Your posts have inspired me to do some further research on carrageenan. I ran across this rather long research paper filled with lots of history and health implications that I found very interesting:

http://www.scdrecipe.com/blog/archive/2010/08/11/carrageenan-and-acceptance-food-additive-toxicity/

Lori Miller said...

Thanks--good article. The fact that undegraded carrageenan affects laboratory animals, and that there are known mechanisms that could cause it to degrade during digestion, is all the more reason to avoid the stuff.
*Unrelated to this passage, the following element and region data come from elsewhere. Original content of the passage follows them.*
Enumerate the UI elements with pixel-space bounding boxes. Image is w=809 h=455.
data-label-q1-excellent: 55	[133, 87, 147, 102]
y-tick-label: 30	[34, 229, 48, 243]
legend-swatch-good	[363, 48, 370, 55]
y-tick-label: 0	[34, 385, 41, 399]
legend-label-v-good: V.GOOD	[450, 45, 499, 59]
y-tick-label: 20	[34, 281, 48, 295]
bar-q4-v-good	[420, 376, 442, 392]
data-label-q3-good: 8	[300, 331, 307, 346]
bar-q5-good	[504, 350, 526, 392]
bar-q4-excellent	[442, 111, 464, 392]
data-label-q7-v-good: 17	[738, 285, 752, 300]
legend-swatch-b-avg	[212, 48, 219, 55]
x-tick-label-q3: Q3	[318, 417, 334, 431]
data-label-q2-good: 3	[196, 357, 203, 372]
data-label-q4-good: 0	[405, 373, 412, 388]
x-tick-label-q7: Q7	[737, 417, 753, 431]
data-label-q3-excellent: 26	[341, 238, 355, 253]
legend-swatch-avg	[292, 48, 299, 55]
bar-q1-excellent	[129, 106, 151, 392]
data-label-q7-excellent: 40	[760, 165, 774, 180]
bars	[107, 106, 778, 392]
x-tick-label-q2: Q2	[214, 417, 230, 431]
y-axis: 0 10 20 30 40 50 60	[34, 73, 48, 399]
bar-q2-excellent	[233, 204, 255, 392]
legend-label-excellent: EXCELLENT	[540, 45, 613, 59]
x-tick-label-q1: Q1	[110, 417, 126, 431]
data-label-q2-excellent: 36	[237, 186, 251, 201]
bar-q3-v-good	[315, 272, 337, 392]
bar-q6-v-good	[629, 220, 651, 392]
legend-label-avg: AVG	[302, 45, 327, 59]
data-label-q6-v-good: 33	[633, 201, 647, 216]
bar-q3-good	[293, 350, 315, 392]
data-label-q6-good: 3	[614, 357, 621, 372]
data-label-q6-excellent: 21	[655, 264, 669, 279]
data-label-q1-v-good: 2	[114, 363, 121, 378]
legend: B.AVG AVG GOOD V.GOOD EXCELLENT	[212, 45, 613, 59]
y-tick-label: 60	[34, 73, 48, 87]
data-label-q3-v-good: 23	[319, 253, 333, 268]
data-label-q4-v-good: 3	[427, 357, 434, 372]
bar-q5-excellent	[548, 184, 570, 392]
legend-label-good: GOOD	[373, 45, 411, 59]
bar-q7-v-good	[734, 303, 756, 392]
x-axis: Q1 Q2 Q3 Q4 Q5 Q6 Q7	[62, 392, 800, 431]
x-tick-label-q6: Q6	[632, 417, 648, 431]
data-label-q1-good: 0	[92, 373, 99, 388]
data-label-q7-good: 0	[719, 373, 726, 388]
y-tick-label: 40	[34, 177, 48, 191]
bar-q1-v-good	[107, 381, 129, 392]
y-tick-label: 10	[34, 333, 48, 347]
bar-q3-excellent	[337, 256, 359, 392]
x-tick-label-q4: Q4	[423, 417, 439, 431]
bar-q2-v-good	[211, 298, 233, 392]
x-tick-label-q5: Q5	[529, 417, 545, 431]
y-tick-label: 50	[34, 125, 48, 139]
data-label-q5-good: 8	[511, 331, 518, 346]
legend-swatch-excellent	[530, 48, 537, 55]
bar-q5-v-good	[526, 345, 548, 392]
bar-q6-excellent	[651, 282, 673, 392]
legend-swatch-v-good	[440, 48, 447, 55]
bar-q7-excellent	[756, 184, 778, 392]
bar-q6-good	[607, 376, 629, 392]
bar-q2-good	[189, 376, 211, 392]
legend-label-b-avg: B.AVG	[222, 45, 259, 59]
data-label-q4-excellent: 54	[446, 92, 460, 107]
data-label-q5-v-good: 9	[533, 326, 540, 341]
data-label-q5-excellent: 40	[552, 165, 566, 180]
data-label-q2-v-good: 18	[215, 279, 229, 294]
The damage to macrophage cells is scary.

Anonymous said...

I think .02% of a product that is bound to water dispersed in a meat product that makes up more than 60% of the weight might not be the problem here. Why single out carrageenan when clearly you eat alot of processed food. You'd be better off thinking about that. The research on carrageenan has been so extensive because there have been so many public concerns about these apparent risks - yet all government authorities and independent advisors the world over agree its safe in teh ways used in food. Its abit like saying salt is dangerous - it is if its used in bulk. You need to think more about what you eat, think about DOSE response... Find me evidence that carrageenan causes any problems in the way its used in food and I'll change my mind. But really...

Lori Miller said...

Why single out carrageenan? One, because both the undegraded and degraded forms cause inflammation and other problems in laboratory animals. Two, my stomach feels better than it has in months since I stopped drinking almond milk, which contained carrageenan. I don't have any problem with almonds. I'm not sure why you imagine I eat a lot of processed foods--I rarely eat out and I mostly eat meat, eggs, vegetables and coconut milk. The sausage I buy lists meat and spices as ingredients.

Researchers and government officials don't all agree carrageenan is safe.

FWIW, according to the Making Healthy Sausages book, in the "Additives Typical Usage Amounts" table, carrageenan-kappa is .02% to 1.5%. MSG is also within that range, and it gives some people problems.

fencehead2 said...

Hey mate, I've had sausage related headaches for as long as I can remember. Also plain lays chips give me headaches. I've found that butterflying the sanga before cooking it almost always fixes the problem. Hope this helps you out.